A note on L5EP: Because there are so few L5EP cases, it is advisible to learn L5EP from multiple angles (i.e. the D edge being in DR, DF or DB; all these algorithms are also included in the sheet). This way, if after CDRLL/6CP, the ADF is a D or a D', one could do the ADF before L5EP, giving more time for L5EP recognition, and finally ending with only an AUF instead of an ABF.

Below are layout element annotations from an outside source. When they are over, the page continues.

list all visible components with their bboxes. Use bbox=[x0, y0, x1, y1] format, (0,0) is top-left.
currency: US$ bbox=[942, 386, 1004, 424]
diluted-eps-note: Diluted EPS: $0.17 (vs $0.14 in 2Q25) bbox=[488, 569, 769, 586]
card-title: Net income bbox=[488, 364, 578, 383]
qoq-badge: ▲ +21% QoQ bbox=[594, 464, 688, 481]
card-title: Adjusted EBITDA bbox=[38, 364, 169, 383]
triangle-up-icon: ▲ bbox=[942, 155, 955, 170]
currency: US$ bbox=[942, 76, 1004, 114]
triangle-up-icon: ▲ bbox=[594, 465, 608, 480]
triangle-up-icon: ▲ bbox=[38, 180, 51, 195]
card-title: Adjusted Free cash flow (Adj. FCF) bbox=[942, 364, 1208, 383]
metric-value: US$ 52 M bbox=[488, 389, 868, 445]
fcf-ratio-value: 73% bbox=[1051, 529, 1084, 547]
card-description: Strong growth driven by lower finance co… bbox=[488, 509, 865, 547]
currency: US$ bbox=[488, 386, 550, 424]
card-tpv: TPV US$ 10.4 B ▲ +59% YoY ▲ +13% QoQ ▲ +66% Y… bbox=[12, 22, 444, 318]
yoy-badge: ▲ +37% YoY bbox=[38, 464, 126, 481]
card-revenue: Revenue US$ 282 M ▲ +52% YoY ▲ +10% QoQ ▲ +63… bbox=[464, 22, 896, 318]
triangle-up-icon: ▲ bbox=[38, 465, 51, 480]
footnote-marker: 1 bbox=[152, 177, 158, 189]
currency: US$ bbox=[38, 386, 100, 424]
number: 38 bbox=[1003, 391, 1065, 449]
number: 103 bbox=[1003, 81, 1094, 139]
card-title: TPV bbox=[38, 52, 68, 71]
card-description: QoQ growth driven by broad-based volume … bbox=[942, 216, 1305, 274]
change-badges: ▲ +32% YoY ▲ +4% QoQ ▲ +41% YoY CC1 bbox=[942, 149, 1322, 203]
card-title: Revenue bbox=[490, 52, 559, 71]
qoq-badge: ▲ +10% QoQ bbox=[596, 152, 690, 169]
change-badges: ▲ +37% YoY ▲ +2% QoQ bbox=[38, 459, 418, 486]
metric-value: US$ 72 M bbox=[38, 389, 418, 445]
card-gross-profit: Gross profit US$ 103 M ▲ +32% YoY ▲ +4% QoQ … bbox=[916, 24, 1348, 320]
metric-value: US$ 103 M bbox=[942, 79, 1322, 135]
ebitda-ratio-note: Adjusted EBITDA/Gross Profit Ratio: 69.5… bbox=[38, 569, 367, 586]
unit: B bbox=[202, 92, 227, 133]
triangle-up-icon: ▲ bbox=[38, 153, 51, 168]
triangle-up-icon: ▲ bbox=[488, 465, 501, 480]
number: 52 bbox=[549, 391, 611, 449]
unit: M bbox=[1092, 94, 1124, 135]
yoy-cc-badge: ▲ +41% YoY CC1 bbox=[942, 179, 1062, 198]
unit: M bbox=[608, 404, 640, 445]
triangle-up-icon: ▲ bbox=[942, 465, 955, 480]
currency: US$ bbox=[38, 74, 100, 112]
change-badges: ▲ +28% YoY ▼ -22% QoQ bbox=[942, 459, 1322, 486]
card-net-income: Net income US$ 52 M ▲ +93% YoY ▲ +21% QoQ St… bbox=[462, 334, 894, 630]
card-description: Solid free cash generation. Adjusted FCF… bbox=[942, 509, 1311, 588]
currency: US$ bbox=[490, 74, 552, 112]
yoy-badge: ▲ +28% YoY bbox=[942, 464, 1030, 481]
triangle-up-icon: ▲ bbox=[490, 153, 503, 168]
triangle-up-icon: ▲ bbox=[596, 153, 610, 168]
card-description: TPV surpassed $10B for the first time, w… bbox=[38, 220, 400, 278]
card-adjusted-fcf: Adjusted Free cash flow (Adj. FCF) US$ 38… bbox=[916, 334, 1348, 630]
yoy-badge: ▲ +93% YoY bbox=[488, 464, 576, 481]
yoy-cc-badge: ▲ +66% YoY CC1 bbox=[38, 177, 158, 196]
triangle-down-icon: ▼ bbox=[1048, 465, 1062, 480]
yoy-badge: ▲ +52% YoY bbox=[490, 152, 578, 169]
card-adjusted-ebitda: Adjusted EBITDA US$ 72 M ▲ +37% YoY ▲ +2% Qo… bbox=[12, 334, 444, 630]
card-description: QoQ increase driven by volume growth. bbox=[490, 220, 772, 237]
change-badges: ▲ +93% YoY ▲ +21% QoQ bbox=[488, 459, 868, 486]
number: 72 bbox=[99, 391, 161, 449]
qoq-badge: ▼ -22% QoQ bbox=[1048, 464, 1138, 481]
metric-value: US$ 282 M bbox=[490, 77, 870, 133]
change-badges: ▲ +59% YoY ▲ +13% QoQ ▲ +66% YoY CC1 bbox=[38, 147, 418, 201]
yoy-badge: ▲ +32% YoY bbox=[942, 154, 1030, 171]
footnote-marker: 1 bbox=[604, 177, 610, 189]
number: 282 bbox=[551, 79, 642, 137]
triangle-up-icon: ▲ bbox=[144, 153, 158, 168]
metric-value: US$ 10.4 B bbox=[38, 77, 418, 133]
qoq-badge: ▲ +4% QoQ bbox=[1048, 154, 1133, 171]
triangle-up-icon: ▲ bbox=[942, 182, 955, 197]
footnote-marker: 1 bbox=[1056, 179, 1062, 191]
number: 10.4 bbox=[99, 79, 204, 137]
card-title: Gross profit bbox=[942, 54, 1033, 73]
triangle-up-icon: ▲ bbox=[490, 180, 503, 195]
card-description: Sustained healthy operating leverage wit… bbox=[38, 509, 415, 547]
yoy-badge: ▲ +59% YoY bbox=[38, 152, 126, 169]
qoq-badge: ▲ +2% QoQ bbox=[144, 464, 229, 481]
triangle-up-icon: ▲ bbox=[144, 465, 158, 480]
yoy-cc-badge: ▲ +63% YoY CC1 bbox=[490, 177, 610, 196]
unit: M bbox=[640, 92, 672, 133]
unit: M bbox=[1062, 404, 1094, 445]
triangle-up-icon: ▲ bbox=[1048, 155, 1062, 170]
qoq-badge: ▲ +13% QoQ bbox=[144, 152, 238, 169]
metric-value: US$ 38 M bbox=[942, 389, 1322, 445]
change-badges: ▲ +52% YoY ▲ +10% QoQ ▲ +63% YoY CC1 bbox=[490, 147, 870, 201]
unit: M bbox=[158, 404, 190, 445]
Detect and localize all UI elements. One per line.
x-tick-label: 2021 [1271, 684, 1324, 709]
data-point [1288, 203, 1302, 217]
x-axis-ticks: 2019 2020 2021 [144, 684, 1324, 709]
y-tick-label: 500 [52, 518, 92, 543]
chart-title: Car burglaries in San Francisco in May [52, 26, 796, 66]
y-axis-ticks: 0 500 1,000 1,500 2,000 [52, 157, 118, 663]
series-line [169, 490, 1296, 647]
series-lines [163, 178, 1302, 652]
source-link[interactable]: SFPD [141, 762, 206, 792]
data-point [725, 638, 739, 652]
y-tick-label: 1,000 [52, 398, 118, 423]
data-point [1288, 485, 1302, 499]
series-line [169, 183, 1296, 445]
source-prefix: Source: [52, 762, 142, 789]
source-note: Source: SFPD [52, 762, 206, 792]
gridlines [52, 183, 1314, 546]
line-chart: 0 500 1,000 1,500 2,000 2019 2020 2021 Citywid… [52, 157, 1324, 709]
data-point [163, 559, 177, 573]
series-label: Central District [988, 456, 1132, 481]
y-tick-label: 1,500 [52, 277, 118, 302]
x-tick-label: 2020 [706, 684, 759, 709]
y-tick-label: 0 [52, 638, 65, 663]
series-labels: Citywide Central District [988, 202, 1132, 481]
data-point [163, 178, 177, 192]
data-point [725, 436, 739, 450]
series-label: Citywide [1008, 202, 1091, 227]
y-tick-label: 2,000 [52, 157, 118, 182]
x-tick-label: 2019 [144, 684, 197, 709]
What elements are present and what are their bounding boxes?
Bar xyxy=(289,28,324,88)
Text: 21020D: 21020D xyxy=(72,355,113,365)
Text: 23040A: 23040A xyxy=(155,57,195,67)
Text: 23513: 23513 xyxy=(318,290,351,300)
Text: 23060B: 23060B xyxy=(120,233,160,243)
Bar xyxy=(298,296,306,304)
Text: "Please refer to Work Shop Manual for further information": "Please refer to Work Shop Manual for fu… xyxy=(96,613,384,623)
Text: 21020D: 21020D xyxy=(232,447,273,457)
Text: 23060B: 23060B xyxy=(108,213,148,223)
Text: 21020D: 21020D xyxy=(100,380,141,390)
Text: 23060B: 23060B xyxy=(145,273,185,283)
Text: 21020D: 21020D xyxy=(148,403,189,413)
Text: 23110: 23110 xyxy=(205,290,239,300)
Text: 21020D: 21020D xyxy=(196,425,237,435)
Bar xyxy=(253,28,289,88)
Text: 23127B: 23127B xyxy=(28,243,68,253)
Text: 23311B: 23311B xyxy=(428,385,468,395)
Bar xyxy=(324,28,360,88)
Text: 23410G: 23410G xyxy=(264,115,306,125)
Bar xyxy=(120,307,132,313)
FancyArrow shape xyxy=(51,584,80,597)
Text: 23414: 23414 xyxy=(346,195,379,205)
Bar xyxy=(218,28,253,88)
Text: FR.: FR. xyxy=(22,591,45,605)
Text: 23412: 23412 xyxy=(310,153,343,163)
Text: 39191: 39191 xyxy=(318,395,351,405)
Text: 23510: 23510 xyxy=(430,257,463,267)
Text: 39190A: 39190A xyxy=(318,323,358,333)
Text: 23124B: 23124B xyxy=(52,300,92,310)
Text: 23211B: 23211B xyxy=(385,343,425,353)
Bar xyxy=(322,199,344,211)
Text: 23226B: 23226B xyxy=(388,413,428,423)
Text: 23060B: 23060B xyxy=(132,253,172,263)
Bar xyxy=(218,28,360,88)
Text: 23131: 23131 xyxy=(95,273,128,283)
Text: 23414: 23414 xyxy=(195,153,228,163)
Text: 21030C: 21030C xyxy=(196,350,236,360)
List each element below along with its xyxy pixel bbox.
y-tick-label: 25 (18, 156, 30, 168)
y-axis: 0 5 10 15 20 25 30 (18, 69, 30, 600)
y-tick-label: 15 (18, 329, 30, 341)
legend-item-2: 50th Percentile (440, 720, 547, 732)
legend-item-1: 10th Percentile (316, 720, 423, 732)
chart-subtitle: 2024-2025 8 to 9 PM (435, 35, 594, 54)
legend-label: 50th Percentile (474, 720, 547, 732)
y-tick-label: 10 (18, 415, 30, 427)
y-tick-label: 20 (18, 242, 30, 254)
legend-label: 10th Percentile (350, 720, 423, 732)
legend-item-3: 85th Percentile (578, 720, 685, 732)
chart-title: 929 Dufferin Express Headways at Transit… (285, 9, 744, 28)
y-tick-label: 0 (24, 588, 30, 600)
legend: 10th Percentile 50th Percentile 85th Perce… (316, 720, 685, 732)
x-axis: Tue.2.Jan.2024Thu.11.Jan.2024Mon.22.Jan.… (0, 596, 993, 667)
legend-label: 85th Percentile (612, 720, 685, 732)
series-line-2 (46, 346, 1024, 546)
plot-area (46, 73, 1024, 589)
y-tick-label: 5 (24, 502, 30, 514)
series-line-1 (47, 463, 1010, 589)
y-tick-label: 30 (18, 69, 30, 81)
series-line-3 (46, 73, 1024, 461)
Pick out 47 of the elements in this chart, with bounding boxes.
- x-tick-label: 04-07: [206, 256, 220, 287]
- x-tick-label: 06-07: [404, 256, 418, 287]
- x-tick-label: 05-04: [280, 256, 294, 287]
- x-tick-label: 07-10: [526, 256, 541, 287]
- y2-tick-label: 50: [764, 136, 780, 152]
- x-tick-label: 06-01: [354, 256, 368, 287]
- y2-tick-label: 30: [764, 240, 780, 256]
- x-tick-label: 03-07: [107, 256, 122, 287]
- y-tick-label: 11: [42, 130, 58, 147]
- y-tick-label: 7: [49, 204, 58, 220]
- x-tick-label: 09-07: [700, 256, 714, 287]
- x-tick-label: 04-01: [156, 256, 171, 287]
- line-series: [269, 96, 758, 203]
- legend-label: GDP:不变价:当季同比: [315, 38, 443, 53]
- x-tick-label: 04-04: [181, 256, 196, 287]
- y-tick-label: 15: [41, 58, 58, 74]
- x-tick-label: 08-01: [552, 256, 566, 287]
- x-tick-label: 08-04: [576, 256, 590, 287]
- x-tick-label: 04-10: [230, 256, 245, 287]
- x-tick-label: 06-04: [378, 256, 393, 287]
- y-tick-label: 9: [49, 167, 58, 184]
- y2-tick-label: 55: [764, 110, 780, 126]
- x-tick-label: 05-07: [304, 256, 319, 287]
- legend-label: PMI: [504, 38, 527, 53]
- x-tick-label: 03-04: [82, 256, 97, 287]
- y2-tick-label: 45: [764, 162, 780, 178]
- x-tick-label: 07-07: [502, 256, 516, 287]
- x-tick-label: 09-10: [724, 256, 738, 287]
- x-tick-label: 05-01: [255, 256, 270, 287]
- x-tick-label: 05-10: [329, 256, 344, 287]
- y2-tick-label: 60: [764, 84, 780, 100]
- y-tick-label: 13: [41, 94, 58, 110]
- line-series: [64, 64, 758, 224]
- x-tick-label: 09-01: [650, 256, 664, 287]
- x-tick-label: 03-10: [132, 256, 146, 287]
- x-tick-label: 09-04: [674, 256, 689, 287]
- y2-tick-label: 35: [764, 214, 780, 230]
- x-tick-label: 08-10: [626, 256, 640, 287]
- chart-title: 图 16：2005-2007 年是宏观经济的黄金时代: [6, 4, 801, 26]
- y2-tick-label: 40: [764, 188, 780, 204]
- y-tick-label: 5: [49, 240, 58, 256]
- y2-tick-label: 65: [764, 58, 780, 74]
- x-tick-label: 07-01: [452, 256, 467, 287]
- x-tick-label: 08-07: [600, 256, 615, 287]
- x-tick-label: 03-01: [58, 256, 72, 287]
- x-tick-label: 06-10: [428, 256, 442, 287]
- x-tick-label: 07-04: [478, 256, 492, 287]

While the total number of algorithms required for full Mehta-OS might seem to add up to over 300, not all algorithms need to be learned. Say your default path is DCAL -> CDRLL -> L5EP; the first decision point is whether to do 6CO in place of DCAL so one would be alright memorising only the 6CO algorithms with good recognition and / or execution; the second decision point is at CDRLL or 6CP, so all CDRLL and 6CP would have to be learned but only selected JTLE and APDR algorithms (already marked in the algsheet) should be learned. This allows to use full Mehta-OS to almost the best of its potential without learning all the algorithms.

And finally, choosing to learn only one path (either 6CP or CDRLL) and using only that without any option-select should still give the user a sub-50 movecount on average; which in the right hands could get great results by itself.